Woopra is a real-time customer analytics service that can track how individuals use your website or app. It tracks your new and unidentified website and mobile app users from their first touch anonymously, in a similar way to how the User Explorer reports in Google Analytics. Once the user chooses to sign up, subscribe or do something similar, all of their previous anonymous activity is merged into the same, identifiable customer profile. These customer profiles can contain all the information you have about a user, including details such as their name, company and email address.
Woopra is primarily used by marketing and sales teams, but it provides data that can be really useful for making UX decisions. It can help you understand user interaction on a deeper level than other analytics tools.
Using Tools Together
The tools covered in the previous section will all give you data about your user behavior. It’s rare that any one tool will provide you with all of the data that you need. Combining data from different tools will give you more insight than focusing on data from a single source.
For example, you may start off by using a website analytics tool like Google Analytics to find out where problems are occurring on your site. This might identify a page, or group of pages, where you’re seeing some worrying trends. You can then delve deeper into the problem using a heatmapping or form analytics tool to get a more precise idea of what specifically is causing the problem.
Some tools can be integrated, too. A good example of this is integrating your split testing platform with your website analytics. Your split test results will give you information on conversion performance, while your analytics will enable you to go deeper into the data and look at broader user behavior for the variations in your tests.
Analytics Tools Summary
With so many different tools on the market, you could be forgiven for feeling a bit overwhelmed by the options.

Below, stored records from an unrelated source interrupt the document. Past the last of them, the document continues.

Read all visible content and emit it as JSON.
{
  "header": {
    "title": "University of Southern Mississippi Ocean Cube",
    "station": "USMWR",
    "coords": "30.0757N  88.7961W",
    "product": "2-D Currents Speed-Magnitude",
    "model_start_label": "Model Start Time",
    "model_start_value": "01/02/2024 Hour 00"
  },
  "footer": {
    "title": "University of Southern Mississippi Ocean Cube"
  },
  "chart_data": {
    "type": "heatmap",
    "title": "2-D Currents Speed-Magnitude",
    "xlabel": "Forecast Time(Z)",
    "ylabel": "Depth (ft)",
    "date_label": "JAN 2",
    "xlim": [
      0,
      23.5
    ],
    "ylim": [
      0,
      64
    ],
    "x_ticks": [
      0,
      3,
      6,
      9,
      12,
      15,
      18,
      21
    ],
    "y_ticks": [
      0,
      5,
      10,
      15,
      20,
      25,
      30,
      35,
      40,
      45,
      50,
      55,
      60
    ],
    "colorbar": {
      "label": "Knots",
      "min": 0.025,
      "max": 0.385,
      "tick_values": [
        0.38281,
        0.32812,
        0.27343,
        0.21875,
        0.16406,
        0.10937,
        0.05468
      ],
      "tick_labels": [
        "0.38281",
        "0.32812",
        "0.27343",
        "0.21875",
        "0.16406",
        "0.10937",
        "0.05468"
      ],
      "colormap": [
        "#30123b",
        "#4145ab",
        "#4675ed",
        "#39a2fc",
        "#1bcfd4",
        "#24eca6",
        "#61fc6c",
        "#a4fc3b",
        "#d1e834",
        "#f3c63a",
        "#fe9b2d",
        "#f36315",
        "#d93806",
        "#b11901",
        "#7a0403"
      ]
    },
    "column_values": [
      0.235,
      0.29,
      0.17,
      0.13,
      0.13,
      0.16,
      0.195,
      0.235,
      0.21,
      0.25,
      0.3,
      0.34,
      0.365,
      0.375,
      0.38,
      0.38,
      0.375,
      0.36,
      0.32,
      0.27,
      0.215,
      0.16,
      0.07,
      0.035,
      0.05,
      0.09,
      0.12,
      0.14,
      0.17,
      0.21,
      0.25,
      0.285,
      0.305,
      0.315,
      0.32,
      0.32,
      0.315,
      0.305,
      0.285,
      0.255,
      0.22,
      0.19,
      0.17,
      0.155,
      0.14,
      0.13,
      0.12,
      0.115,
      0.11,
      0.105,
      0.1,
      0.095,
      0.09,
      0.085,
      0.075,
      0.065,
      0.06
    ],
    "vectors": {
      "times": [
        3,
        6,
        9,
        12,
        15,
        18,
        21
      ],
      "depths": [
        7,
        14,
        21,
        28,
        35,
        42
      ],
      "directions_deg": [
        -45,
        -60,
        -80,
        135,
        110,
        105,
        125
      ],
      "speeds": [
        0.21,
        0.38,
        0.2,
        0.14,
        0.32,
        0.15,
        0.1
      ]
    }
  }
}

However, most of these tools do similar things and operate in a similar fashion, so if you’re familiar with one tool, it shouldn’t be too difficult to get to grips with another.
This book will primarily use examples from Google Analytics. That’s because it’s the most popular tool, it’s free, and it’s easy to set up, so there’s no barrier to entry. It’s important to remember, though, that the principles are more important than the tool itself. This book isn’t a how-to guide or a textbook. Instead, it focuses on the best approaches to using analytics data in the UX process.
You may not have a choice of which analytics tool you use, but the tool is not as important as the technique. This book will arm you with the analytics knowledge you need to take your UX work to the next level.